Transaksi menggunakan kepingan, tak hanya sebagai ciri khas Pasar Lidah Ndonowati, ia mengaku agar perincian dan perkembangan para pedagang bisa lebih diorganisir.

"Jadi lihat perkembangannya pedagang kalau kita kumpulkan semua, kan kita tahu perkembangannya pedagang. Jadi tahu oh pedagang ini jualannya rame apa nggak, misalkan rame nanti kita bantu apa, misalkan sepi kita support apa, seperti itu," ujarnya.

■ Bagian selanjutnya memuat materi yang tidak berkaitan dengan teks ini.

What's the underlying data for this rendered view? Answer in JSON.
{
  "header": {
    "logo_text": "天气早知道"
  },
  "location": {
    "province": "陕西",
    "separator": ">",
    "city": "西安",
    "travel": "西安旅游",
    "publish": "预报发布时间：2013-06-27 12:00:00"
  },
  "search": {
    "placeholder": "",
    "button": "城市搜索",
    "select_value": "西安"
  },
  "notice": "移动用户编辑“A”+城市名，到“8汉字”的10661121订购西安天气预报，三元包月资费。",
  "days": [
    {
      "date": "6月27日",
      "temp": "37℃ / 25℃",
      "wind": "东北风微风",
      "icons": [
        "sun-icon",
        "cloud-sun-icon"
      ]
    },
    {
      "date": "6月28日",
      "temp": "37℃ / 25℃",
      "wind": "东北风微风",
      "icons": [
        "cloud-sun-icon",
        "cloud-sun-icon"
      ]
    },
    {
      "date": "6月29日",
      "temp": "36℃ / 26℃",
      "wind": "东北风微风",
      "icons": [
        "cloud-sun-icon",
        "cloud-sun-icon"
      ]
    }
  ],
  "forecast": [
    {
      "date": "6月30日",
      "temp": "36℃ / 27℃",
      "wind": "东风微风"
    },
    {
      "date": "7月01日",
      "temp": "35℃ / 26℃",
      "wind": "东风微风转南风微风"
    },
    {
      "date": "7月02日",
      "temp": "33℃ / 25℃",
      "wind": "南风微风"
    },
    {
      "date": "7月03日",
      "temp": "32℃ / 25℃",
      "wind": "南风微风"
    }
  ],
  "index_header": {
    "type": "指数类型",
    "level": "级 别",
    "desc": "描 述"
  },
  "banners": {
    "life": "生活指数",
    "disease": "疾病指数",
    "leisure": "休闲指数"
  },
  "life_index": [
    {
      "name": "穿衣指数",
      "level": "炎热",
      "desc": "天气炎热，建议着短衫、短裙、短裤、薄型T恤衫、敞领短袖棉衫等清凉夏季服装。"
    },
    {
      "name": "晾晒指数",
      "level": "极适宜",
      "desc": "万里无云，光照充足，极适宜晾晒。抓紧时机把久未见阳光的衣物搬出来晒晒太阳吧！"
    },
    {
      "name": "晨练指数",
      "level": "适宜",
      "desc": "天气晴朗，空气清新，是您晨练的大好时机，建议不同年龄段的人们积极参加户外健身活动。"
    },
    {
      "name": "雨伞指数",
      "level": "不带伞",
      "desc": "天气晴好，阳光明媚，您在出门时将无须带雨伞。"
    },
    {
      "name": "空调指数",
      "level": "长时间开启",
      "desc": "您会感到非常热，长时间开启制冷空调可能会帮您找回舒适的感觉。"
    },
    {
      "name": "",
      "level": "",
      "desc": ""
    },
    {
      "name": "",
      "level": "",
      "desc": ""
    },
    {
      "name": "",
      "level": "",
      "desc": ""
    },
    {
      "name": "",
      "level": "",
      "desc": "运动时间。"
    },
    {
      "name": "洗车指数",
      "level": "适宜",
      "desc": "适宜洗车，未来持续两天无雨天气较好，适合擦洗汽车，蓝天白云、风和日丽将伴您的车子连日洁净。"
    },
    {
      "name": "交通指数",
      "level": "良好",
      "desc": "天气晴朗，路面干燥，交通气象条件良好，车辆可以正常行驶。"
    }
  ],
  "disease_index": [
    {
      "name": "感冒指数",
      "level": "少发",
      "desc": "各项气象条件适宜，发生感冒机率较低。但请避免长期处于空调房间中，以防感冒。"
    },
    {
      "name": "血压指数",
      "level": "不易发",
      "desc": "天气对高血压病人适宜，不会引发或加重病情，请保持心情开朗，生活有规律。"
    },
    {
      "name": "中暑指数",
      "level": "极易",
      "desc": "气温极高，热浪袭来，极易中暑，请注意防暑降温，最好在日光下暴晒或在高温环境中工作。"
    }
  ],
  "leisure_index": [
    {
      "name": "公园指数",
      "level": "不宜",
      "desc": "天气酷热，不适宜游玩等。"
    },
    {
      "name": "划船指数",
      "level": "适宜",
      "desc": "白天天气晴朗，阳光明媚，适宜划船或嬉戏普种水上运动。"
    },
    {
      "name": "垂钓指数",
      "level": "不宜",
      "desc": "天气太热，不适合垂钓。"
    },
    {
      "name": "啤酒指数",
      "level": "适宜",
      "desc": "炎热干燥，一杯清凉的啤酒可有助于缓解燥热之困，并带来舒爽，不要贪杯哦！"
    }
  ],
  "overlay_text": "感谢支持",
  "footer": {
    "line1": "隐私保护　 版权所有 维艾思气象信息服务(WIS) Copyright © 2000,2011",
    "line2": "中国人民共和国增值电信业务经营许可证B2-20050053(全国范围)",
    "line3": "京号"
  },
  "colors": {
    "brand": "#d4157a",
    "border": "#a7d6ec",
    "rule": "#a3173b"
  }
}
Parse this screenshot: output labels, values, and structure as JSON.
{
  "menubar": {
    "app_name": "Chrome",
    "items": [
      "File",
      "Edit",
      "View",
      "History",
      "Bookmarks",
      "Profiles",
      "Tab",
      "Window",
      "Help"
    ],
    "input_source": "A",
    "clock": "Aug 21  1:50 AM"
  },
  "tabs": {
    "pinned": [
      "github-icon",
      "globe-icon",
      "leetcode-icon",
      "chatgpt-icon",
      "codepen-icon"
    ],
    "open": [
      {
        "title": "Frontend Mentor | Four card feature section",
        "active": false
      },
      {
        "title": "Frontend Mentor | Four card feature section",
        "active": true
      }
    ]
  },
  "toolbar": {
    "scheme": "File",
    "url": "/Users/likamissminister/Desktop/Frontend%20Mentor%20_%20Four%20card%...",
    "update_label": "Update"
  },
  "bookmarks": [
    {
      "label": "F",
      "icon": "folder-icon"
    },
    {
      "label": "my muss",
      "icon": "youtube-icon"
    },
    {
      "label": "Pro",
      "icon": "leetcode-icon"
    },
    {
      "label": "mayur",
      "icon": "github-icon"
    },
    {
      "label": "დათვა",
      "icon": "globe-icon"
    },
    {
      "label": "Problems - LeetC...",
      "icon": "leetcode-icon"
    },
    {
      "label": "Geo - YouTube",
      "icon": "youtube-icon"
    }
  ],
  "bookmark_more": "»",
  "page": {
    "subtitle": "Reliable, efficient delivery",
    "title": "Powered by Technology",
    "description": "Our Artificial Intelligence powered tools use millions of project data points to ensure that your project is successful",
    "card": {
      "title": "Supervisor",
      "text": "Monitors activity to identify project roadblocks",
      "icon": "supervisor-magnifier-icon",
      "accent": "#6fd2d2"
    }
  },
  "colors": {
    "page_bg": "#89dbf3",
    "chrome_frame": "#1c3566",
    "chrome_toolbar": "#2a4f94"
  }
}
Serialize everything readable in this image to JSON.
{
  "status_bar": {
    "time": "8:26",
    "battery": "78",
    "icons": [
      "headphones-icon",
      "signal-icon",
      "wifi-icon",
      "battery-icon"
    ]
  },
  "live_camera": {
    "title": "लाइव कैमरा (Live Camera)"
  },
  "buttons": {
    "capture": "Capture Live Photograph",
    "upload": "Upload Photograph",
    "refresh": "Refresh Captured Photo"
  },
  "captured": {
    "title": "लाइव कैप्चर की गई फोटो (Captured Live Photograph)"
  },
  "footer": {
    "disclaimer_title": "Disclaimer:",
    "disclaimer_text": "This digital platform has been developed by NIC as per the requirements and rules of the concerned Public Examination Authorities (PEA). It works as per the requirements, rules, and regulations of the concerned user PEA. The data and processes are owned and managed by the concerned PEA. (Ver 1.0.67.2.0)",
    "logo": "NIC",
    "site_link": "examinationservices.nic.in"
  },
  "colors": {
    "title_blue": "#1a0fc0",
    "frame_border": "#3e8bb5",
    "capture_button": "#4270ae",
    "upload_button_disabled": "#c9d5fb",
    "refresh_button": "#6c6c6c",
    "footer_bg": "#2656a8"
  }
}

Kedepannya, pihaknya akan memperluas area permainan untuk anak-anak. Sebab, target pasar Ndonowati merupakan keluarga.

"Target kita kan keluarga, kepada keluarga kan masih lengkap pada ayah ibu untuk makan, kalau ada tempat bermain anak bermain kan ayah ibu makan enak. Itu kita pegang juga, makanya konsep playground zaman dulu itu masih kita cari-cari, jadi rencana seperti itu juga," katanya.

Sementara itu, ia memaparkan asal usul nama Pasar Lidah Ndonowati. "Jadi kenapa namanya apa pasar Lidah Ndonowati, ya karena nama kita dulu Lidah Ndonowati. Pada zaman zaman kerajaan dulu namanya Lidah Ndonowati. Makanya kita namakan pasar Lidah Ndonowati," paparnya.

Ia berharap dengan adanya Pasar Lidah Ndonowati ini, warga kampung dapat semakin guyub rukun. "Bisa guyub rukun, bisa kerja bareng seperti ini kan enak. Karena dari guyub rukun itu nanti kita kerja itu lebih enak. Kita minta guyub rukun aja deh gak neko-neko," harapnya.